As it continues to support users with mitigation efforts against ProxyLogon, Microsoft has also released a new script-based tool you can download here. The tool will mitigate against current known attacks that use CVE-2021-26855, which is the first link in the ProxyLogon attacks. It will also run the MSERT tool and attempt to reverse any changes made by identified threats. You can read more about the tool and how to download here: Information on One-Click Microsoft Exchange On-Premises Mitigation Tool.

It can get a little confusing when talking about vulnerabilities and cybersecurity in general if everyone is not communicating with the same technical language. There are words that are common to everyone’s lexicon—like patching, antivirus, or vulnerability—but these words don’t carry the same meaning to everyone. A quick discussion about vulnerabilities versus damage done by exploiting those vulnerabilities can help get everyone on the same page.

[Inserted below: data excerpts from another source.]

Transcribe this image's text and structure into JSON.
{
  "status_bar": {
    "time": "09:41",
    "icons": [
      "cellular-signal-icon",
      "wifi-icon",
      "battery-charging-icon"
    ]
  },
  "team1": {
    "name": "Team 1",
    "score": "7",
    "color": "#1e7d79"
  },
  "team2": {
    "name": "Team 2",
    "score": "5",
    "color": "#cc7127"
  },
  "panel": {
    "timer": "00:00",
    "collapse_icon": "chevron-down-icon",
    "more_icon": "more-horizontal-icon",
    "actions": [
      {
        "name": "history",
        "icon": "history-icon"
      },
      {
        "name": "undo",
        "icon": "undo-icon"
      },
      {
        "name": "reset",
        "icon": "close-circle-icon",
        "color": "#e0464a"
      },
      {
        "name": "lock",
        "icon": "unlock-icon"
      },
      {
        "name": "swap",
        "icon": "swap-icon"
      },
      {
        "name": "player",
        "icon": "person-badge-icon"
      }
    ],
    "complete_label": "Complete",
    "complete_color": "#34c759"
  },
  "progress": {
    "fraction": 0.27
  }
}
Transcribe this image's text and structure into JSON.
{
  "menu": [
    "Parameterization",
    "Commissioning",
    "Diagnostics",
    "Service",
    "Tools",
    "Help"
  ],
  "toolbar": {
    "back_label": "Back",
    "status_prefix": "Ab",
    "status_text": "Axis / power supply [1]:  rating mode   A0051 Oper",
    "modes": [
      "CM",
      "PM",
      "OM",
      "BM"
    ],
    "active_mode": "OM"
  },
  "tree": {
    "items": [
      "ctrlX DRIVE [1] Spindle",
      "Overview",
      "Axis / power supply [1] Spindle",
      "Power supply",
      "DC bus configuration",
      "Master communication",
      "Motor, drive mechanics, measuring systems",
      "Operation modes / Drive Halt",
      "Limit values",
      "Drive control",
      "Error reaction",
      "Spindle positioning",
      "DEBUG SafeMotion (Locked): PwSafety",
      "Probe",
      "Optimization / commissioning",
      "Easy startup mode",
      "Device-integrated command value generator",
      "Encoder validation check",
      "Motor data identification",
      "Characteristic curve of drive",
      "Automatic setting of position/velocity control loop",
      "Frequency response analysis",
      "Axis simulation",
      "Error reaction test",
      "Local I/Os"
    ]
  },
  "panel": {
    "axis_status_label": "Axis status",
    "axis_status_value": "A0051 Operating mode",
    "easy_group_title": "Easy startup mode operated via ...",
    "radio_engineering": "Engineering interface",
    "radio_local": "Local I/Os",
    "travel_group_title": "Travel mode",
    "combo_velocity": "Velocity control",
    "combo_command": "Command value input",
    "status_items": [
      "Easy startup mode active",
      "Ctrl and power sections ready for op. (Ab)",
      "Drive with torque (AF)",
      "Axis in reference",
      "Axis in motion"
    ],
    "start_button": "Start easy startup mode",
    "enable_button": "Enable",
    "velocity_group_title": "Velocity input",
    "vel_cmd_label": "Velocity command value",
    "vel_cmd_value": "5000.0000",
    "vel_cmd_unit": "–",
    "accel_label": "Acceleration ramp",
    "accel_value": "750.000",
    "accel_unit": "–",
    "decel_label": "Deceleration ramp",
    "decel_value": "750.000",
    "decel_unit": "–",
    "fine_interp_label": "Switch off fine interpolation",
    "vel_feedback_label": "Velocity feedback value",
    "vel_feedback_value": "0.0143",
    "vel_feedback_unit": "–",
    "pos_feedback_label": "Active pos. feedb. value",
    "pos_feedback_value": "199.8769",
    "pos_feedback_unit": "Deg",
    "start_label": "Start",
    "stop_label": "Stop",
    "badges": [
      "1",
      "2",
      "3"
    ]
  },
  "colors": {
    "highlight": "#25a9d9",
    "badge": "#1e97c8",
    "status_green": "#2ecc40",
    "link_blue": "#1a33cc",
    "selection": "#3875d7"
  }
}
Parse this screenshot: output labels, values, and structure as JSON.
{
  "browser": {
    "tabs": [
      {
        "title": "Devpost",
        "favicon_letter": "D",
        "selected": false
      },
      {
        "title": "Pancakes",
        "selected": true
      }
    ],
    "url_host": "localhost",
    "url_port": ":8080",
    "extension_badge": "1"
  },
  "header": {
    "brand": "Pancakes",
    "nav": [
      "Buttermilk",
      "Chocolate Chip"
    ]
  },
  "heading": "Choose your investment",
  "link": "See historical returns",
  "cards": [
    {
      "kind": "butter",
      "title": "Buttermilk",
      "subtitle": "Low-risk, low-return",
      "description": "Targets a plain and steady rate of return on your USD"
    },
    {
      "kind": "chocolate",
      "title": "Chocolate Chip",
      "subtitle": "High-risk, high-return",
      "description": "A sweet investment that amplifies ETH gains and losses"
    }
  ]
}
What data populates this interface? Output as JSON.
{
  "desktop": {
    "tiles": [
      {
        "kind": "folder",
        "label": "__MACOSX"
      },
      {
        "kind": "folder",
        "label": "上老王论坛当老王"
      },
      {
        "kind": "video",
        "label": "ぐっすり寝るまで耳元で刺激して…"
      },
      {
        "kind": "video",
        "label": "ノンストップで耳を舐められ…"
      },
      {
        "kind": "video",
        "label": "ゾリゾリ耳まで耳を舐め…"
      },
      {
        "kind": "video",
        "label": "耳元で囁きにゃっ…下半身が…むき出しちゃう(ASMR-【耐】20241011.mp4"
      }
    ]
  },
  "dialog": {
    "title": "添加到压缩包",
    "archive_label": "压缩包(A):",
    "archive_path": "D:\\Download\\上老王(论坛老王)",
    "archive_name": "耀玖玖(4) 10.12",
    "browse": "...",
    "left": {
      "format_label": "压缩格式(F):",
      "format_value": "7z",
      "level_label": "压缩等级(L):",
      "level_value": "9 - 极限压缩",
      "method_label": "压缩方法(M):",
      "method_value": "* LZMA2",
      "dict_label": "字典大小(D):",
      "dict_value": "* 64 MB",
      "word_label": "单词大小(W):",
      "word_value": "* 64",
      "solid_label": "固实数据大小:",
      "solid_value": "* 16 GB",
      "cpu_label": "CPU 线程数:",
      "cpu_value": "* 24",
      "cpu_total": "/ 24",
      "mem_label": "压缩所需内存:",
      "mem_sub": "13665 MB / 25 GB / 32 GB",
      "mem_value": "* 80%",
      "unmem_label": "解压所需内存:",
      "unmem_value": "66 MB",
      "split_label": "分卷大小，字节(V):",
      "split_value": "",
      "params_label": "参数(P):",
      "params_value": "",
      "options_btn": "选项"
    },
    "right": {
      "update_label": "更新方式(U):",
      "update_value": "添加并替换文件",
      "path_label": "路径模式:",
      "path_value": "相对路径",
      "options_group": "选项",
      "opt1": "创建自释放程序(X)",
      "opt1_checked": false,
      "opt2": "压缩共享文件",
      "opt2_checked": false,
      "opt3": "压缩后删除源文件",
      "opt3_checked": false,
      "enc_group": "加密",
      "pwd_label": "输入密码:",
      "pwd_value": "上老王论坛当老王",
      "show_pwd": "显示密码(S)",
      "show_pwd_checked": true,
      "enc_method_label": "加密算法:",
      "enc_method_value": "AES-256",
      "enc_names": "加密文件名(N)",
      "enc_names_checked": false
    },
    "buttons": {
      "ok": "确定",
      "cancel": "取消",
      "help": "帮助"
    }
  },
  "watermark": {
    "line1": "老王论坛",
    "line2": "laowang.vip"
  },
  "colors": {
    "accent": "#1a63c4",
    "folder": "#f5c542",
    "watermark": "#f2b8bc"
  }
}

Vulnerabilities are weaknesses in a system that can cause the system to behave in undesirable ways. In information technology this typically refers to anything a threat source can trigger or exploit that would compromise the confidentiality, integrity, or availability of an information system. Vulnerabilities aren’t always what cause damage. Rather, they are what allows something else to do the damage.

The ProxyLogon attacks string together multiple vulnerabilities that by themselves don’t do any real damage. They compromise the integrity of the target system, but otherwise cause no harm by themselves. It’s what an attacker does after leveraging the vulnerabilities that can cause damage. The original Hafnium campaign was playing a long game. The attackers wanted to stay undetected and likely focused on pilfering intellectual property and other intelligence. In contrast, newer attacks leveraging ProxyLogon are being used to deliver ransomware and other destructive attacks. It’s not the vulnerabilities so much as the payload being delivered by attackers that is of concern.

The good news is that while the ProxyLogon vulnerabilities started out as being unpreventable, good security practices can help mitigate the scope and scale of damage done by payloads delivered by ProxyLogon. A layered approach to security is key to help protect against these types of attacks.